Modifications over the standard Sierra include new Rancho suspension dampers, a 51-mm lift, skid plates front and rear, an Eaton rear locking differential, a hill decent control and 33-inch off-road tires, either for mud, or all-terrain. It’s to your liking.
Visually, all AT4s come standard with a blacked-out grille, trim-specific wheels and red tow hooks; handy for when you need to pull a friend out of trouble.
Engines and transmissions are carried over from a standard 1500, which means the AT4 can be powered by a choice of two V8 engines; a 5.3-litre good for 355 horsepower and 383 lb.-ft. of torque, and a 6.2-litre that pumps out 420 horsepower and 480 lb.-ft. A turbo-diesel 3.0-litre straight-six is also available.
If all of this isn’t enough for you, GMC will sell you an Off-road Performance package. Available with the 6.2-litre V8, this option slightly bumps horsepower to 435 hp and torque to 489 lb.-ft., as well as slightly modifying the air intake and exhaust system to give the truck a few more decibels. And trust us when we say this, the Sierra AT4 doesn’t only look badass, it sounds badass!
The Desert Convoy
GMC had prepared us an interesting, but rather smooth drive route. We were essentially asked to climb a mountain, following each other in a convoy, to then descend it on its side, not forgetting the series of ravines and breathtaking views to our left.
To be honest, this was light-grade off-roading. We’re convinced these trucks can take a lot more abuse. However, the experience did allow us to sample the new Rancho suspension setup, which proved compliant both and off the road, leaving the Sierra’s smooth operation characteristics that we adore so much intact. We’ll even say the setup works better than the stock units. Meanwhile, the cabin remained as quiet as a monastery.
The second part of the trail was a little more challenging. We were ordered to climb a steep rock head first, differentials locked in 4x4 low, to then re-descend it using the truck’s hill decent control.
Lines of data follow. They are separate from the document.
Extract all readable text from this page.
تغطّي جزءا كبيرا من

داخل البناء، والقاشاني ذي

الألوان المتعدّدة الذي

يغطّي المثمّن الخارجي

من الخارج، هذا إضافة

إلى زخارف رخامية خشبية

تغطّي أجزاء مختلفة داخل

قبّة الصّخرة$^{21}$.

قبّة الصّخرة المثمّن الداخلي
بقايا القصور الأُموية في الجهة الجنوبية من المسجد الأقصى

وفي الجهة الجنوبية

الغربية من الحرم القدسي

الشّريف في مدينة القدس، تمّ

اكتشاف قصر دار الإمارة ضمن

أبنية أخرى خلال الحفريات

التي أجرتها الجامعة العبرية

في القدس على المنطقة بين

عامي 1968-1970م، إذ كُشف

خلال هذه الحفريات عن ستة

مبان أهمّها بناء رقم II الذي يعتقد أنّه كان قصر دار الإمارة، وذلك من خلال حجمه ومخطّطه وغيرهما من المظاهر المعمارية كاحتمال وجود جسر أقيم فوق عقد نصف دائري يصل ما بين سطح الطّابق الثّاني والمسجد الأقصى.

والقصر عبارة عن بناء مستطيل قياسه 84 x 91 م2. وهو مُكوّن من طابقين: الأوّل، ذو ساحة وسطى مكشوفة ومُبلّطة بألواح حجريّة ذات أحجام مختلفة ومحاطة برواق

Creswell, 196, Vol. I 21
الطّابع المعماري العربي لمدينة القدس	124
While the soothing exhaust note of the burbling V8 reassured journalists as they sat there inclined at 45 degrees, our trucks never broke a sweat, their tires not showing a hint of slip on the sometimes slippery surface.
But of course, this isn’t very surprising. Such programs are put together by the carmaker itself in controlled environments. They rarely paint the full portrait about what the vehicle can or cannot do out in the wild.
But hey, to GMC’s credit, we’ll admit the Sierra AT4 remains an intriguing package. It offers consumers far more than a simple aesthetic redo. Equipped this way, the Sierra has enough skills to take on the rough stuff without too much worry, all while keeping the adorable attributes of comfort and practicality you’d expect from this class of trucks. Essentially, the AT4 is a fantastic starter pack for anyone seeking to build the ultimate adventure war machine.